Mr Frew said he took some comfort from the 10,000-year-old podocarp alpine forest on the western side of Mt Ruapehu that still stands today.
Ohakune was still "a long way away" from Mt Ruapehu, he said, and during the 1996/97 eruption, there was only one night where they saw any of the activity, and that was spectacular. There was only slight ash fall from the north.
However, Mr Frew said his mother had told him that during the 1945/47 ash eruptions there were significant ash falls over the Raetihi/Ohakune area.
The ash is an incredibly heavy material and wreaks havoc because of its corrosive properties, said Turangi man Brian Gurney, who was visiting Ohakune.
Mr Gurney told the Chronicle the 1996/97 eruption cost him a new roof. But because it was five years after the eruption that he noticed the corrosion, the insurance company would not pay because he had not put in a tentative claim at the time.
"The ash had gone in under the lap of the roof and corroded the downpipes and spoutings," he said.
But this time he knows the damage ash can cause. He is also ready with a wheelbarrow and shovel and his wife has stocked the essentials such as toilet paper.
Visit Ruapehu Trust general manager Mike Smith said there was a 2km safety zone around Mt Ruapehu's summit.
School groups held outdoor education in geography and science at this time of the year, but he had not heard of any cancellations.
He said November was the "shoulder season" between the end of the ski season and start of the summer activities that were growing in the region with the bike and walking tracks development, but they had not yet noticed extra people coming to the area.
Ruapehu District Council staff throughout the organisation were on "general readiness" and trained in civil defence response, which is a legislative requirement. Council communications manager Paul Wheatcroft said Mt Ruapehu was an active volcano and the alert was always at level 1.
In determining risk, staff were issued with goggles and dust masks.
He said the mountain was "bubbling along" and there had not been a change in status.
Ohakune iSite manager Ken Hill said they had had a few inquiries, and posted the latest information about any mountain activity for visitors who came in to the town.

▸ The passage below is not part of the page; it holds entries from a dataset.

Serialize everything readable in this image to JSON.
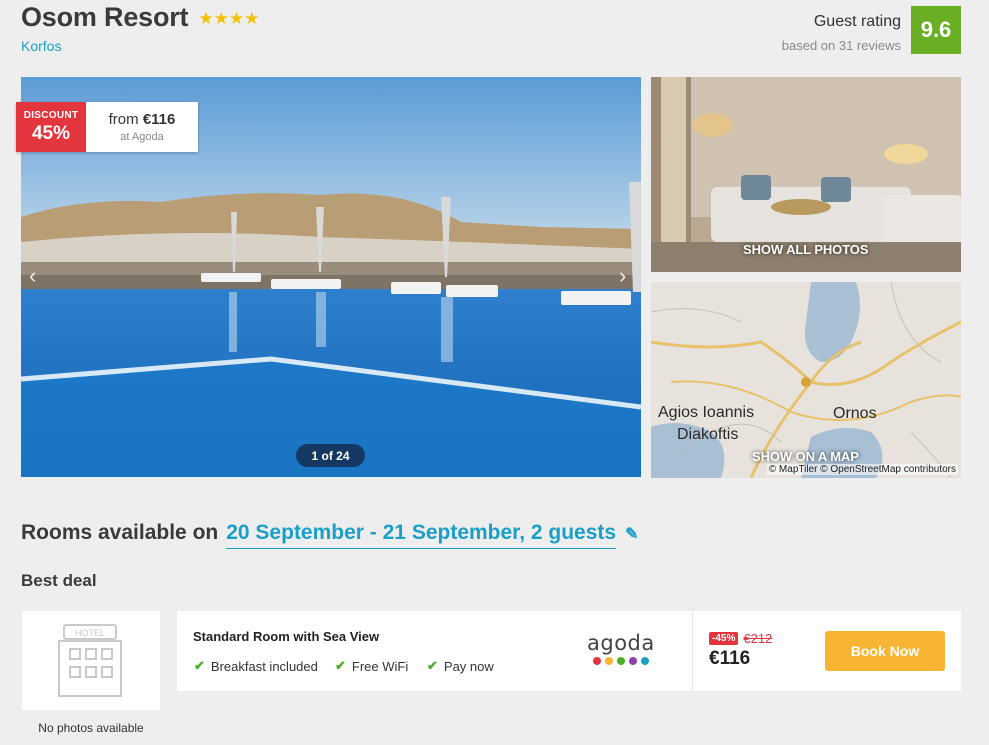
{
  "hotel": {
    "name": "Osom Resort",
    "stars": "★★★★",
    "location": "Korfos"
  },
  "rating": {
    "label": "Guest rating",
    "reviews": "based on 31 reviews",
    "score": "9.6"
  },
  "deal_badge": {
    "label": "DISCOUNT",
    "percent": "45%",
    "from_prefix": "from",
    "price": "€116",
    "provider": "at Agoda"
  },
  "gallery": {
    "counter": "1 of 24",
    "show_all": "SHOW ALL PHOTOS",
    "show_map": "SHOW ON A MAP",
    "map_credit": "© MapTiler © OpenStreetMap contributors",
    "map_towns": [
      "Agios Ioannis",
      "Diakoftis",
      "Ornos"
    ]
  },
  "rooms": {
    "heading": "Rooms available on",
    "dates": "20 September - 21 September, 2 guests",
    "best_deal": "Best deal"
  },
  "offer": {
    "no_photo_text": "No photos available",
    "hotel_sign": "HOTEL",
    "room_name": "Standard Room with Sea View",
    "amenities": [
      "Breakfast included",
      "Free WiFi",
      "Pay now"
    ],
    "provider_logo": "agoda",
    "discount_badge": "-45%",
    "old_price": "€212",
    "price": "€116",
    "book_label": "Book Now"
  },
  "colors": {
    "accent": "#1a9fc9",
    "rating": "#6aae24",
    "discount": "#e2353e",
    "book": "#f7b533"
  }
}
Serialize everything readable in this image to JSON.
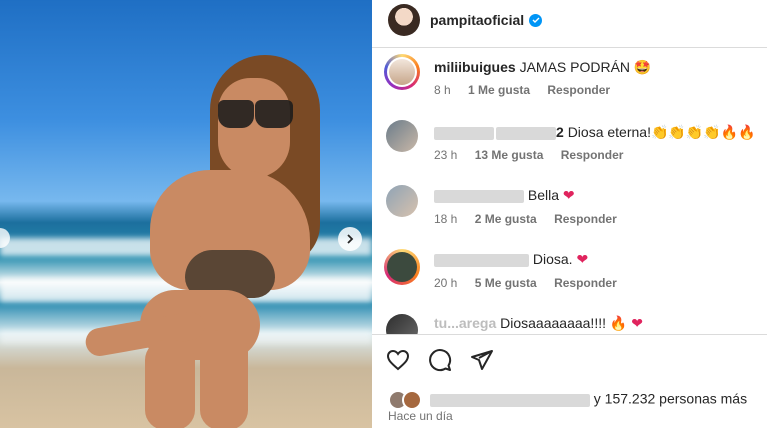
{
  "post": {
    "username": "pampitaoficial",
    "verified": true,
    "accent": "#0095f6"
  },
  "comments": [
    {
      "username": "miliibuigues",
      "text": "JAMAS PODRÁN 🤩",
      "time": "8 h",
      "likes": "1 Me gusta",
      "reply": "Responder"
    },
    {
      "username_suffix": "2",
      "text": "Diosa eterna!👏👏👏👏🔥🔥",
      "time": "23 h",
      "likes": "13 Me gusta",
      "reply": "Responder"
    },
    {
      "text": "Bella",
      "emoji": "❤",
      "time": "18 h",
      "likes": "2 Me gusta",
      "reply": "Responder"
    },
    {
      "text": "Diosa.",
      "emoji": "❤",
      "time": "20 h",
      "likes": "5 Me gusta",
      "reply": "Responder"
    },
    {
      "username_visible": "tu...arega",
      "text": "Diosaaaaaaaa!!!! 🔥",
      "emoji": "❤"
    }
  ],
  "likes_summary": {
    "tail": "y 157.232 personas más"
  },
  "timestamp": "Hace un día"
}
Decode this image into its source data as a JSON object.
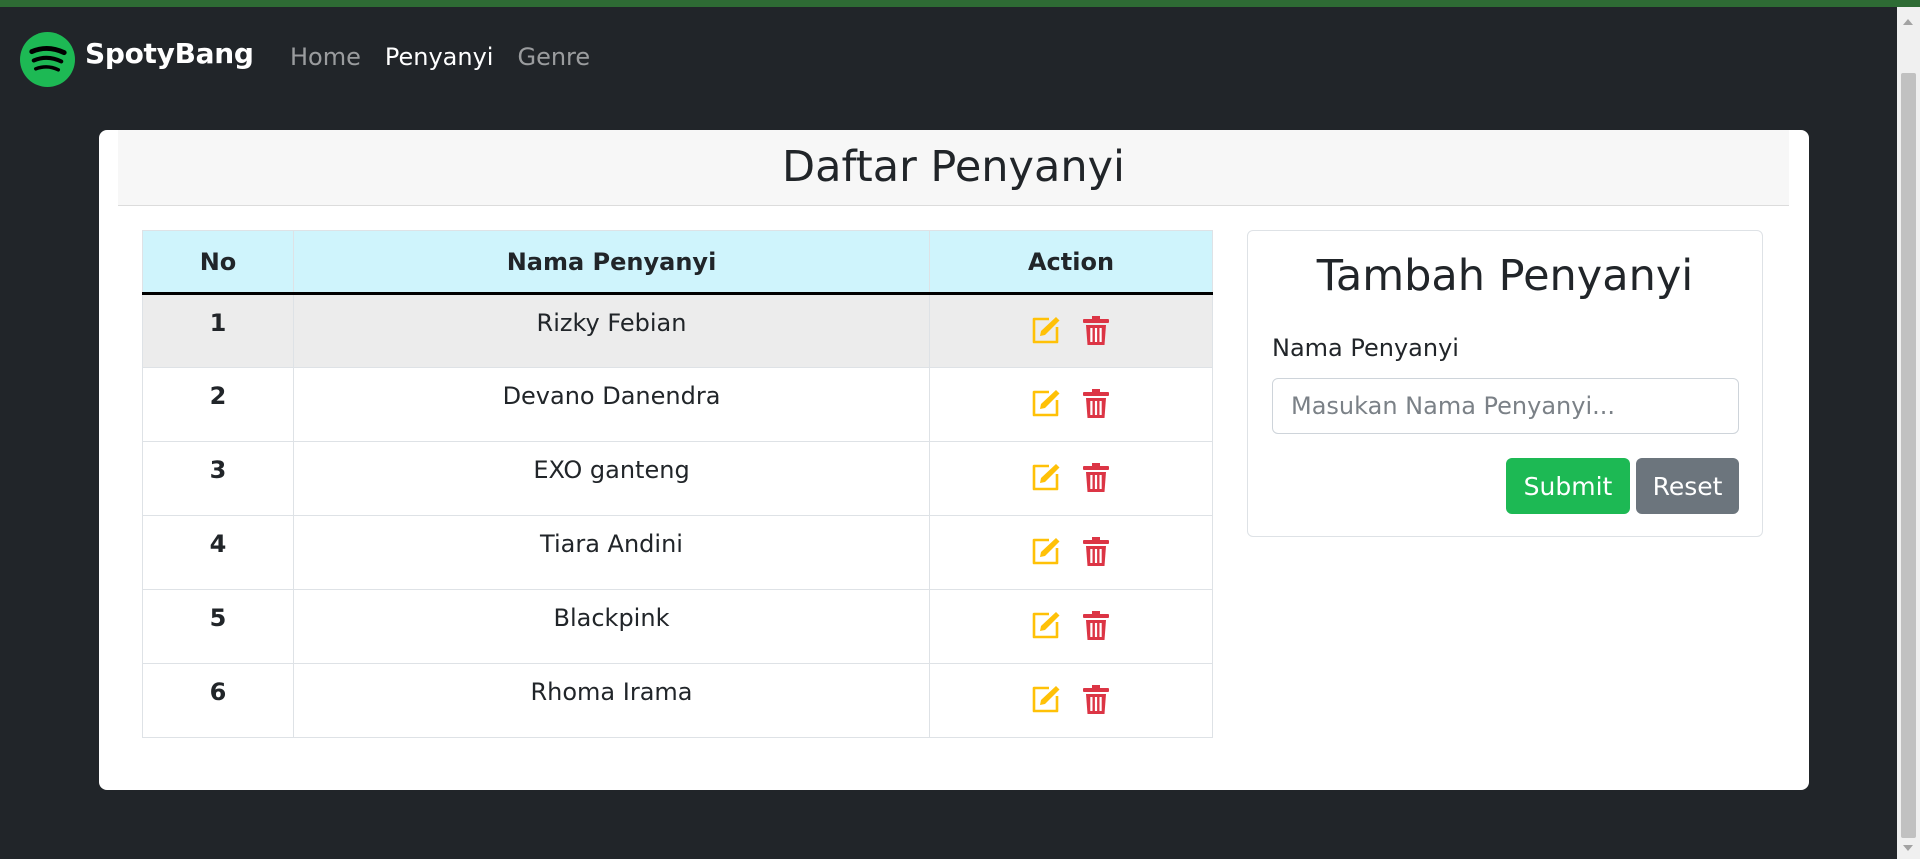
{
  "app": {
    "brand_name": "SpotyBang",
    "brand_color": "#1db954"
  },
  "nav": {
    "items": [
      {
        "label": "Home",
        "active": false
      },
      {
        "label": "Penyanyi",
        "active": true
      },
      {
        "label": "Genre",
        "active": false
      }
    ]
  },
  "page": {
    "title": "Daftar Penyanyi"
  },
  "table": {
    "headers": [
      "No",
      "Nama Penyanyi",
      "Action"
    ],
    "rows": [
      {
        "no": "1",
        "name": "Rizky Febian"
      },
      {
        "no": "2",
        "name": "Devano Danendra"
      },
      {
        "no": "3",
        "name": "EXO ganteng"
      },
      {
        "no": "4",
        "name": "Tiara Andini"
      },
      {
        "no": "5",
        "name": "Blackpink"
      },
      {
        "no": "6",
        "name": "Rhoma Irama"
      }
    ],
    "actions": [
      {
        "icon": "edit-icon",
        "color": "#ffc107"
      },
      {
        "icon": "trash-icon",
        "color": "#dc3545"
      }
    ]
  },
  "form": {
    "title": "Tambah Penyanyi",
    "label": "Nama Penyanyi",
    "placeholder": "Masukan Nama Penyanyi...",
    "value": "",
    "submit_label": "Submit",
    "reset_label": "Reset"
  }
}
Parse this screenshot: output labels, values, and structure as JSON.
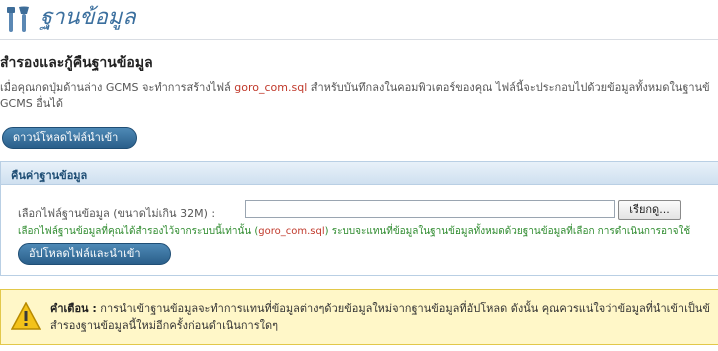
{
  "header": {
    "title": "ฐานข้อมูล",
    "icon": "tools-icon"
  },
  "backup": {
    "title": "สำรองและกู้คืนฐานข้อมูล",
    "desc_before": "เมื่อคุณกดปุ่มด้านล่าง GCMS จะทำการสร้างไฟล์ ",
    "desc_file": "goro_com.sql",
    "desc_after": " สำหรับบันทึกลงในคอมพิวเตอร์ของคุณ ไฟล์นี้จะประกอบไปด้วยข้อมูลทั้งหมดในฐานข้",
    "desc_line2": "GCMS อื่นได้",
    "download_label": "ดาวน์โหลดไฟล์นำเข้า"
  },
  "restore": {
    "title": "คืนค่าฐานข้อมูล",
    "file_label": "เลือกไฟล์ฐานข้อมูล (ขนาดไม่เกิน 32M) :",
    "file_value": "",
    "browse_label": "เรียกดู...",
    "hint_before": "เลือกไฟล์ฐานข้อมูลที่คุณได้สำรองไว้จากระบบนี้เท่านั้น (",
    "hint_file": "goro_com.sql",
    "hint_after": ") ระบบจะแทนที่ข้อมูลในฐานข้อมูลทั้งหมดด้วยฐานข้อมูลที่เลือก การดำเนินการอาจใช้",
    "upload_label": "อัปโหลดไฟล์และนำเข้า"
  },
  "warning": {
    "label": "คำเตือน :",
    "line1": " การนำเข้าฐานข้อมูลจะทำการแทนที่ข้อมูลต่างๆด้วยข้อมูลใหม่จากฐานข้อมูลที่อัปโหลด ดังนั้น คุณควรแน่ใจว่าข้อมูลที่นำเข้าเป็นข้",
    "line2": "สำรองฐานข้อมูลนี้ใหม่อีกครั้งก่อนดำเนินการใดๆ",
    "icon": "warning-icon"
  },
  "colors": {
    "accent": "#3b6f9e",
    "button": "#2a5f8a",
    "highlight": "#c0392b",
    "hint": "#2e8b2e",
    "warning_bg": "#fff7c8"
  }
}
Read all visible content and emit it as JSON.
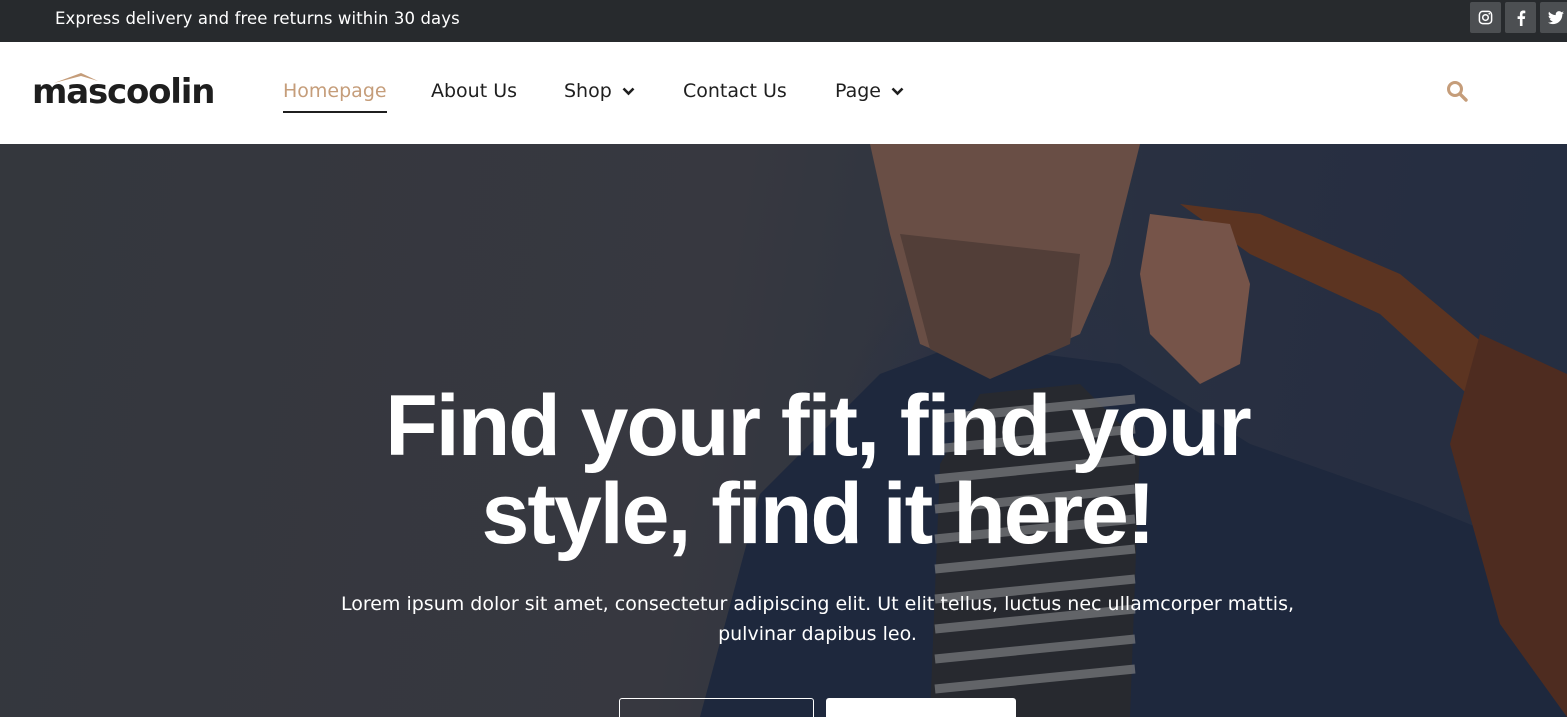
{
  "topbar": {
    "announcement": "Express delivery and free returns within 30 days",
    "social": [
      {
        "icon": "instagram-icon"
      },
      {
        "icon": "facebook-icon"
      },
      {
        "icon": "twitter-icon"
      }
    ]
  },
  "header": {
    "logo_text": "mascoolin",
    "nav": [
      {
        "label": "Homepage",
        "active": true
      },
      {
        "label": "About Us"
      },
      {
        "label": "Shop",
        "dropdown": true
      },
      {
        "label": "Contact Us"
      },
      {
        "label": "Page",
        "dropdown": true
      }
    ],
    "search_icon": "search-icon"
  },
  "hero": {
    "title": "Find your fit, find your style, find it here!",
    "subtitle": "Lorem ipsum dolor sit amet, consectetur adipiscing elit. Ut elit tellus, luctus nec ullamcorper mattis, pulvinar dapibus leo."
  },
  "colors": {
    "accent": "#c59d7a",
    "topbar_bg": "#272a2d",
    "text_dark": "#1f1f1f"
  }
}
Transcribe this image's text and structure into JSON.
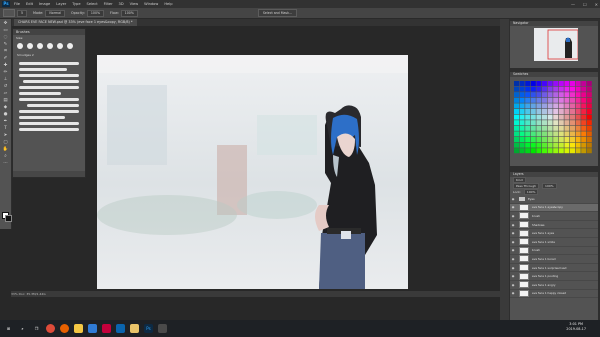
{
  "app": {
    "logo": "Ps"
  },
  "menu": [
    "File",
    "Edit",
    "Image",
    "Layer",
    "Type",
    "Select",
    "Filter",
    "3D",
    "View",
    "Window",
    "Help"
  ],
  "window_controls": [
    "—",
    "☐",
    "✕"
  ],
  "options_bar": {
    "size": "5",
    "mode_label": "Mode:",
    "mode_value": "Normal",
    "opacity_label": "Opacity:",
    "opacity_value": "100%",
    "flow_label": "Flow:",
    "flow_value": "100%",
    "select_mask": "Select and Mask..."
  },
  "document_tab": "CHARS EVE FACE NEW.psd @ 33% (eve face 1 eyes&copy, RGB/8) *",
  "brushes_panel": {
    "title": "Brushes",
    "size_label": "Size:",
    "group": "Smudges 2"
  },
  "status": "33%     Doc: 35.3M/1.44G",
  "navigator_title": "Navigator",
  "swatches_title": "Swatches",
  "layers_panel": {
    "title": "Layers",
    "kind": "Kind",
    "blend": "Pass Through",
    "opacity": "100%",
    "lock": "Lock:",
    "fill": "100%",
    "rows": [
      {
        "name": "Eyes",
        "type": "folder",
        "selected": false
      },
      {
        "name": "eve face 1 eyes&copy",
        "type": "layer",
        "selected": true
      },
      {
        "name": "brush",
        "type": "layer",
        "selected": false
      },
      {
        "name": "Shadows",
        "type": "layer",
        "selected": false
      },
      {
        "name": "eve face 1 eyes",
        "type": "layer",
        "selected": false
      },
      {
        "name": "eve face 1 smile",
        "type": "layer",
        "selected": false
      },
      {
        "name": "brush",
        "type": "layer",
        "selected": false
      },
      {
        "name": "eve face 1 bored",
        "type": "layer",
        "selected": false
      },
      {
        "name": "eve face 1 surprised sad",
        "type": "layer",
        "selected": false
      },
      {
        "name": "eve face 1 pouting",
        "type": "layer",
        "selected": false
      },
      {
        "name": "eve face 1 angry",
        "type": "layer",
        "selected": false
      },
      {
        "name": "eve face 1 happy closed",
        "type": "layer",
        "selected": false
      }
    ]
  },
  "colors": {
    "accent": "#31a8ff",
    "hair": "#2d6fc8",
    "hoodie": "#1f1f22"
  },
  "taskbar": {
    "time": "3:01 PM",
    "date": "2019-08-17",
    "icons": [
      "windows-icon",
      "search-icon",
      "task-view-icon",
      "chrome-icon",
      "firefox-icon",
      "file-explorer-icon",
      "store-icon",
      "media-icon",
      "mail-icon",
      "folder-icon",
      "photoshop-icon",
      "app-icon"
    ]
  }
}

At the Winstone Pulp mill at Karioi, the technical manager Gustav Ban said an internal precaution had been issued to all staff to not go into or near the Whangaehu River.
Recent measurements at Ruapehu indicate that the likelihood of an eruption has increased, GNS Science said.
Volcanologist Nico Fournier said GNS was monitoring the Crater lake 24/7 with instruments on the mountain and flew to the crater, where they suspended a bucket to gather a water sample, which was then sent to laboratories at Wairakei and Wellington.
On November 16, the scientists reported that the temperature beneath the crater lake was about 800C but the lake itself only 20C, which did not give any immediate warning there would be an eruption. The temperature suggests the vent is partly blocked, which may be leading to a pressure build-up beneath the crater lake.
There is a heightened likelihood of eruptions over the coming weeks to months.
"Since late October, small earthquakes have been occurring about 5km beneath the summit area of Ruapehu, but these may not be directly related to the high temperatures beneath crater lake as they are much deeper."